如何计算内核的 Gflops

发布于 2024-12-11 14:11:39 字数 626 浏览 0 评论 0原文

我想要衡量我的内核归档了多少峰值性能。

假设我有一个 NVIDIA Tesla C1060，其峰值 GFLOPS 为 622.08 (~= 240Cores * 1300MHz * 2). 现在，在我的内核中，我为每个线程计算了 16000 次 flop（4000 x（2 次减法、1 次乘法和 1 sqrt））。因此，当我有 1,000,000 个线程时，我会得出 16GFLOP。由于内核需要 0.1 秒，我将归档 160GFLOPS，这将是峰值性能的四分之一。现在我的问题是：

这种方法正确吗？
比较（if(a>b) then....）怎么样？我也必须考虑它们吗？
我可以使用 CUDA 分析器来获得更简单、更准确的结果吗？我尝试了指令计数器，但我无法弄清楚该数字的含义。

姐妹问题：如何计算 CUDA 实现的带宽内核

原文

分享到QQ

分享到微博

如果你对这篇内容有疑问，欢迎到本站社区发帖提问参与讨论，获取更多帮助，或者扫码二维码加入 Web 技术交流群。

发布评论

需要登录才能够评论，你可以免费注册一个本站的账号。

彻夜缠绵 2024-12-18 14:11:39

首先是一些一般性评论：

一般来说，您所做的大部分都是徒劳的，并且与大多数人可能进行性能分析的方式相反。

首先要说明的是，您引用的峰值严格适用于浮点乘加指令 (FMAD)，该指令算作 2 FLOPS，并且可以以每周期一次的最大速率退出。其他以每个周期最大速率退出的浮点运算在形式上仅被归类为单个 FLOP，而其他浮点运算可能需要许多周期才能退出。因此，如果您决定引用该峰值的内核性能，那么您实际上是将代码性能与纯 FMAD 指令流进行比较，仅此而已。

第二点是，当研究人员从一段代码中引用 FLOP/s 值时，他们通常使用模型 FLOP 计数进行操作，而不是尝试对指令进行计数。矩阵乘法和 Linpack LU 分解基准是这种性能基准测试方法的经典示例。这些计算的操作计数的下限是准确已知的，因此计算出的吞吐量只是该下限除以时间。实际指令数无关紧要。程序员经常使用各种技术，包括冗余计算、推测或预测计算以及许多其他想法来使代码运行得更快。此类代码的实际 FLOP 计数无关紧要，参考始终是模型 FLOP 计数。

最后，在量化性能时，通常只有两个真正感兴趣的比较点：

在相同的硬件上，代码的版本 A 是否比版本 B 运行得更快？
在执行感兴趣的任务时，硬件 A 的性能是否比硬件 B 更好？

在第一种情况下，您实际上只需要测量执行时间。在第二种情况下，合适的衡量标准通常不是 FLOP/s，而是每单位时间的有用操作（排序中每秒的记录数、流体机械模拟中每秒的单元数等）。有时，如上所述，有用的操作可以是已知理论复杂度的操作的模型 FLOP 计数。但实际的浮点指令计数很少（如果有的话）进入分析。

如果您真正感兴趣的是优化和了解代码的性能，那么也许来自 NVIDIA 的 Paulius Micikevicius 的演讲可能会引起您的兴趣。

解决要点问题：

这种方法正确吗？

严格来说，不。如果您正在计算浮点运算，则需要从 GPU 运行的代码中了解准确的 FLOP 计数。
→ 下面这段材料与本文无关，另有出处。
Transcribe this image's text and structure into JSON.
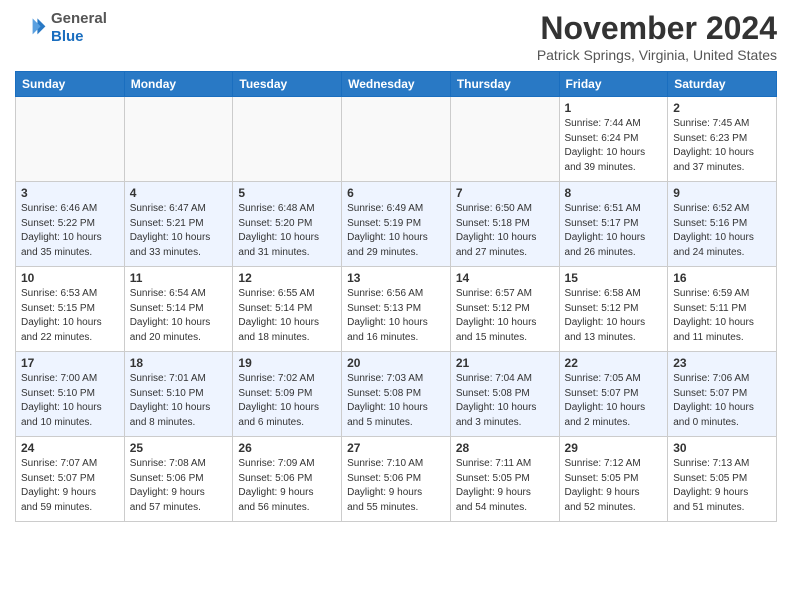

例如，sqrt 操作可能比单个 FLOP 消耗更多的资源，具体取决于其实现及其所操作的数字的特征。编译器还可以执行许多优化，这可能会改变实际操作/指令计数。获得真正准确计数的唯一方法是反汇编编译的代码并计算各个浮点操作数，甚至可能需要对代码将计算的值的特征进行假设。

比较怎么样（if(a>b) then....）？我也必须考虑它们吗？

它们不是浮点乘加运算，所以不是。

我可以使用 CUDA 分析器来获得更简单、更准确的结果吗？我尝试了指令计数器，但我无法弄清楚该数字的含义。

并不真地。探查器无法区分浮点指令和任何其他类型的指令，因此（截至 2011 年）不可能通过探查器对一段代码进行 FLOP 计数。

[编辑：请参阅下面 Greg 的出色答案，了解自编写本答案以来发布的分析工具版本中可用的 FLOP 计数功能的讨论]

First some general remarks:

In general, what you are doing is mostly an exercise in futility and is the reverse of how most people would probably go about performance analysis.

The first point to make is that the peak value you are quoting is for strictly for floating point multiply-add instructions (FMAD), which count as two FLOPS, and can be retired at a maximum rate of one per cycle. Other floating point operations which retire at a maximum rate of one per cycle would formally only be classified as a single FLOP, while others might require many cycles to be retired. So if you decided to quote kernel performance against that peak, you are really comparing your codes performance against a stream of pure FMAD instructions, and nothing more than that.

The second point is that when researchers quote FLOP/s values from a piece of code, they are usually using a model FLOP count for the operation, not trying to count instructions. Matrix multiplication and the Linpack LU factorization benchmarks are classic examples of this approach to performance benchmarking. The lower bound of the operation count of those calculations is exactly known, so the calculated throughput is simply that lower bound divided by the time. The actual instruction count is irrelevent. Programmers often use all sorts of techniques, including rundundant calculations, speculative or predictive calculations, and a host of other ideas to make code run faster. The actual FLOP count of such code is irrelevent, the reference is always the model FLOP count.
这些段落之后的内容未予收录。